Last week, the Washington Post newspaper reported:
"Hackers last week apparently used stolen account information from a New Jersey company that provides online payroll services to target the firm's customers in a scheme to steal passwords and other information. Morrestown, N.J. based PayChoice, provides direct payroll processing services and licenses its online employee payroll management product to at least 240 other payroll processing firms, serving 125,000 organizations."

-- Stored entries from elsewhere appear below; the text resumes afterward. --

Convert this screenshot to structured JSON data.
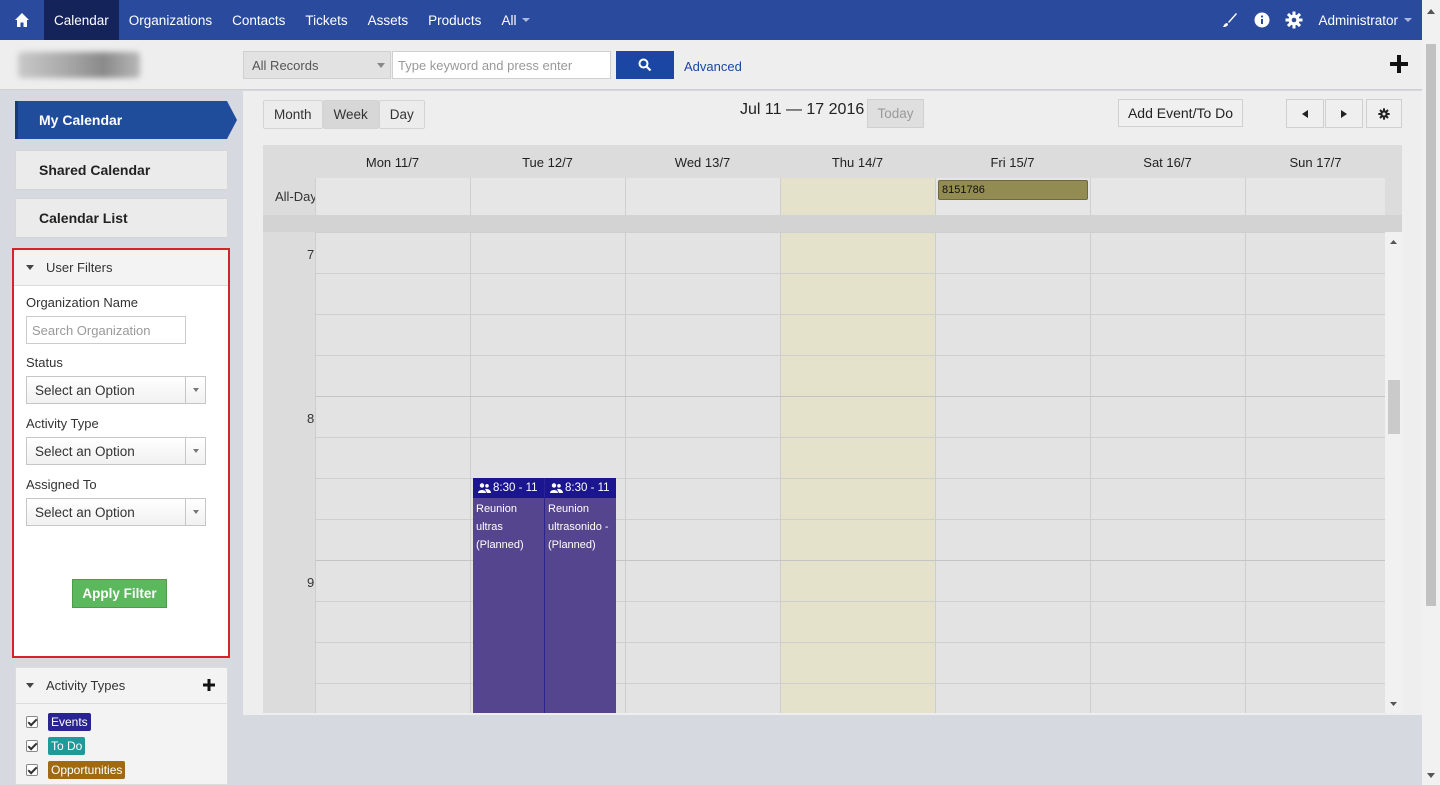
{
  "topnav": {
    "items": [
      "Calendar",
      "Organizations",
      "Contacts",
      "Tickets",
      "Assets",
      "Products",
      "All"
    ],
    "user": "Administrator"
  },
  "subbar": {
    "records_select": "All Records",
    "search_placeholder": "Type keyword and press enter",
    "advanced": "Advanced"
  },
  "sidebar": {
    "my_calendar": "My Calendar",
    "shared_calendar": "Shared Calendar",
    "calendar_list": "Calendar List"
  },
  "filters": {
    "title": "User Filters",
    "org_label": "Organization Name",
    "org_placeholder": "Search Organization",
    "status_label": "Status",
    "status_value": "Select an Option",
    "activity_label": "Activity Type",
    "activity_value": "Select an Option",
    "assigned_label": "Assigned To",
    "assigned_value": "Select an Option",
    "apply": "Apply Filter"
  },
  "activity_types": {
    "title": "Activity Types",
    "items": [
      {
        "label": "Events",
        "color": "#2a2490"
      },
      {
        "label": "To Do",
        "color": "#1f9a9a"
      },
      {
        "label": "Opportunities",
        "color": "#a06a12"
      }
    ]
  },
  "calendar": {
    "views": [
      "Month",
      "Week",
      "Day"
    ],
    "active_view": "Week",
    "range": "Jul 11 — 17 2016",
    "today": "Today",
    "add_event": "Add Event/To Do",
    "days": [
      "Mon 11/7",
      "Tue 12/7",
      "Wed 13/7",
      "Thu 14/7",
      "Fri 15/7",
      "Sat 16/7",
      "Sun 17/7"
    ],
    "allday_label": "All-Day",
    "allday_event": "8151786",
    "hours": [
      "7",
      "8",
      "9"
    ],
    "events": [
      {
        "time": "8:30 - 11",
        "text": "Reunion ultras (Planned)"
      },
      {
        "time": "8:30 - 11",
        "text": "Reunion ultrasonido - (Planned)"
      }
    ],
    "today_highlight": "#e4e2cb"
  }
}
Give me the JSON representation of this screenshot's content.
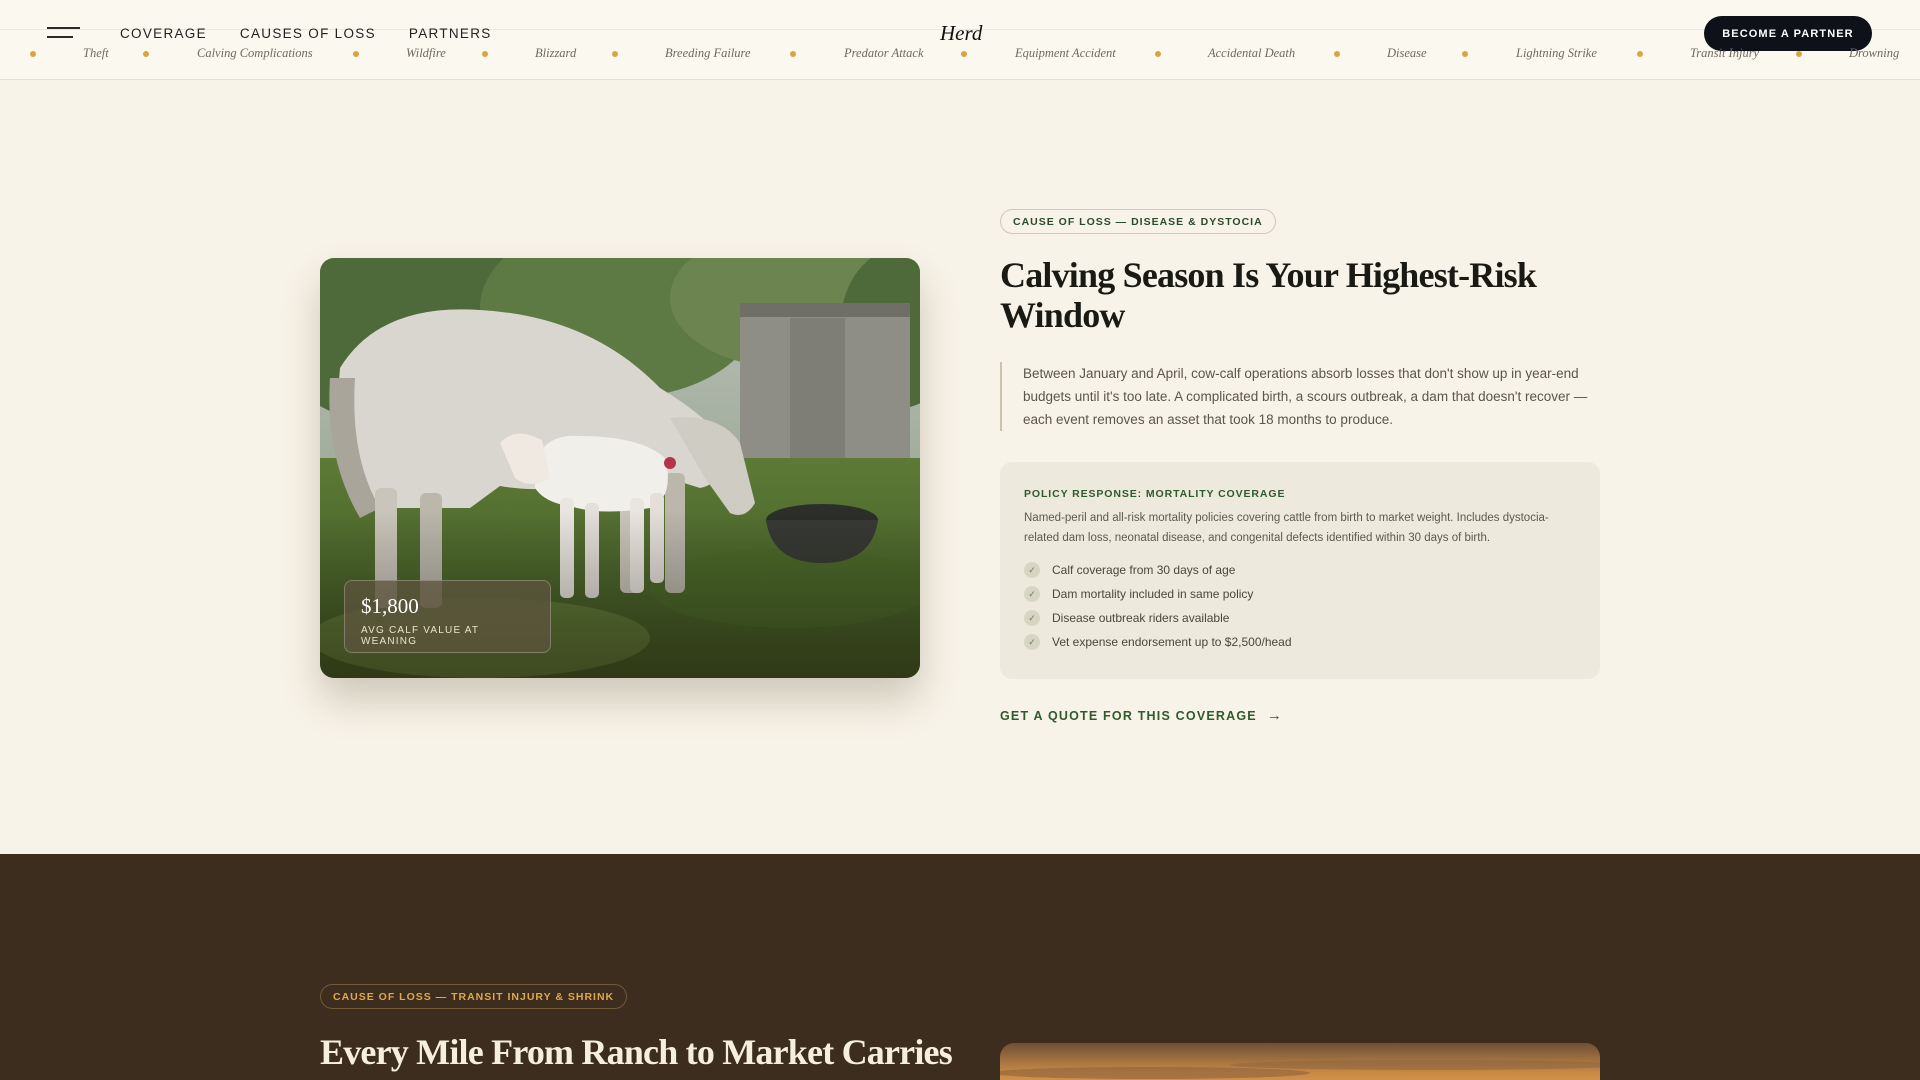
{
  "header": {
    "menu_icon": "menu-icon",
    "nav": [
      {
        "label": "COVERAGE"
      },
      {
        "label": "CAUSES OF LOSS"
      },
      {
        "label": "PARTNERS"
      }
    ],
    "logo": "Herd",
    "cta": "BECOME A PARTNER"
  },
  "ticker": {
    "items": [
      "Theft",
      "Calving Complications",
      "Wildfire",
      "Blizzard",
      "Breeding Failure",
      "Predator Attack",
      "Equipment Accident",
      "Accidental Death",
      "Disease",
      "Lightning Strike",
      "Transit Injury",
      "Drowning"
    ],
    "dot_color": "#d9a441"
  },
  "section1": {
    "tag": "CAUSE OF LOSS — DISEASE & DYSTOCIA",
    "heading": "Calving Season Is Your Highest-Risk Window",
    "quote": "Between January and April, cow-calf operations absorb losses that don't show up in year-end budgets until it's too late. A complicated birth, a scours outbreak, a dam that doesn't recover — each event removes an asset that took 18 months to produce.",
    "stat": {
      "value": "$1,800",
      "label": "AVG CALF VALUE AT WEANING"
    },
    "policy": {
      "title": "POLICY RESPONSE: MORTALITY COVERAGE",
      "description": "Named-peril and all-risk mortality policies covering cattle from birth to market weight. Includes dystocia-related dam loss, neonatal disease, and congenital defects identified within 30 days of birth.",
      "items": [
        {
          "text": "Calf coverage from 30 days of age"
        },
        {
          "text": "Dam mortality included in same policy"
        },
        {
          "text": "Disease outbreak riders available"
        },
        {
          "text": "Vet expense endorsement up to $2,500/head"
        }
      ]
    },
    "link": "GET A QUOTE FOR THIS COVERAGE"
  },
  "section2": {
    "tag": "CAUSE OF LOSS — TRANSIT INJURY & SHRINK",
    "heading": "Every Mile From Ranch to Market Carries"
  },
  "colors": {
    "accent_green": "#2f5a2e",
    "accent_gold": "#d9a441",
    "dark_brown": "#3d2d1e",
    "cream": "#f8f3e8"
  }
}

The hackers targeted a phishing e-mail message at only PayChoice's customers, an attempt to trick the customers into revealing their corporate bank account sign-in credentials:
"... a number of PayChoice customers received an e-mail warning them that they needed to download a Web browser plug-in in order to maintain uninterrupted access to onlineemployer.com, the portal for PayChoice's online payroll service... If successful, PayChoice said, the malicious sites downloaded a Trojan horse program called TrojanDownloader:Win32/Bredolab.X, which according to Microsoft is a malware program that tries to download additional malicious files and disable security software on the infected PC."
PayChoice's response to the breach:
"PayChoice said the company discovered on Sept 23 that its online systems had been breached. The company said it immediately shut down the onlineemployer.com site and instituted fresh security measures to protect client information, such as requiring users to change their passwords."
I checked the PayChoice site and didn't see a news release about the breach. The company's breach response seems quick but sloppy. It seems that the company responded to the breach only after its customers started receiving phishing e-mail messages. PayChoice says that only onlineemployer.com customers were affected by the breach. I wonder what other data was stolen that the company may not know about. Currently, the onlineemployer.com site includes a cryptic message warning its customers about the phishing e-mail message. A better and more comprehensive breach response would have included:
- A full press release at the company's site
- What other data the hackers stole when they broke into PayChoice's systems
- Details and frequently asked questions for breach victims
- A statement of what help PayChoice is offering to its breach victims and its employees
- A statement about what PayChoice is doing to prevent future breaches
As I've written previously in this blog, identity criminals and fraudsters are smart and persistent. They will search for the weak link in a company's security defenses.
This breach serves notice to all financial services and related companies that handle consumers' sensitive payment and payroll information. Identity criminals first targeted consumers' computers. Then they targeted the banks for credit card information. Next, they moved upstream and targeted the credit card transaction processes. Now, they have moved further upstream and targeted the payroll processing services.